胃がずっしりと重く、全身に満腹感が広がっている。
「……橘さん、さっきの隣の客の話、すごく気になるんですけど……正直、今、思考回路が全く働きません」
篤志が苦笑混じりにそう言うと、橘も大きく息をつきながら頷いた。
「俺もだ」
2人は顔を見合わせ、苦笑いする。
「どっか喫茶店でも入って、少し落ち着こうか」
「そうっすね……このままじゃ頭が回らないっす」
「少し休めば、また考えられるようになるだろう。正直、今は無理だ!」
橘がそう言うと、篤志も「ですよねぇ」と肩をすくめる。
2人は微笑みながら、駅の方へ向かって歩き出した。
春の風が心地よく吹き抜ける中、胃の重さを抱えながら、次の目的地を探すようにゆっくりと進んでいくのだった。
「まい、お腹すいたか?」
謙がそう声をかけると、ソファーにもたれかかったまいは、少しだけ目を開けてゆっくりと首を振った。

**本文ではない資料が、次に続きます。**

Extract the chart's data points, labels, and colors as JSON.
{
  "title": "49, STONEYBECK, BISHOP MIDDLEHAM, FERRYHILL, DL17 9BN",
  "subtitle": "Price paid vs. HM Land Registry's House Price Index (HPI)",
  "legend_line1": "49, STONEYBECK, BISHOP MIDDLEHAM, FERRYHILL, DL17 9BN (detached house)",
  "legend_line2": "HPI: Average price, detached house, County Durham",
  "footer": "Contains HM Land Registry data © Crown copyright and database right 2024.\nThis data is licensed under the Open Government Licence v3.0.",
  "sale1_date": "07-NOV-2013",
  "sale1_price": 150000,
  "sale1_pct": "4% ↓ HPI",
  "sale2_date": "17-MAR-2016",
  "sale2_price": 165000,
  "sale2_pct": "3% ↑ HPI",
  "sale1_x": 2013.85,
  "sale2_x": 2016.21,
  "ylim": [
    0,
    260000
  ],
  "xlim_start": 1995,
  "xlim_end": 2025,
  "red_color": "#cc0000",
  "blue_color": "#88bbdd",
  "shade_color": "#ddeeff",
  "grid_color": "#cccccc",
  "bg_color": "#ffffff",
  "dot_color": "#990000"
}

「大丈夫……あんまり食欲ないから……でも、ありがとう」
先ほどよりは顔色も良くなり、声にも少し力が戻ってきたが、まだ本調子とは言えない様子だった。
「もう少し楽になったら、これからの計画を一緒に立てよう」
「うん、わかった」
まいは小さく頷き、またソファーに身を預ける。
謙はそんな彼女を横目で見ながら、ふと机に目を向けた。
「ちょっと机の中を片付けてみるかなぁ」
「どうしたの?」
「なんか、机の中に何が入ってるのかなぁって、昨夜から考えてたんだよ」
「部屋は私が片付けてたけど、机は手をつけてないからね」
「そっか、何が出てくるか楽しみだなぁ」
謙がそう言いながら引き出しに手をかけると、まいがいたずらっぽく笑いながら言った。
「エッチな本やDVDがたくさん出てきたりしてね?」
「そんなのあるわけないだろぉ」
謙は苦笑しながら、まず一番上の引き出しを開けた。
ペンやノート、付箋にクリップ……仕事で使うようなものが並んでいるが、特に気になるものはない。
次の引き出しには、いくつかの雑誌が入っていた。車、旅行、カメラ……趣味関連のものばかりだ。
「……やっぱり大事なメモみたいなものは何もないな」
そう呟きながら、さらに奥を探るが、手がかりになりそうなものは見当たらない。
「ねぇ、謙……」
まいがクスクスと笑いながら声をかける。
「結局、エッチなの出てきたぁ〜?」
「そんなのあるわけないって!」
謙が笑いながら答えると、まいも小さく笑った。
その表情を見て、謙は少しホッとする。まだ本調子ではないが、まいの冗談が出るくらいには回復してきたのかもしれない。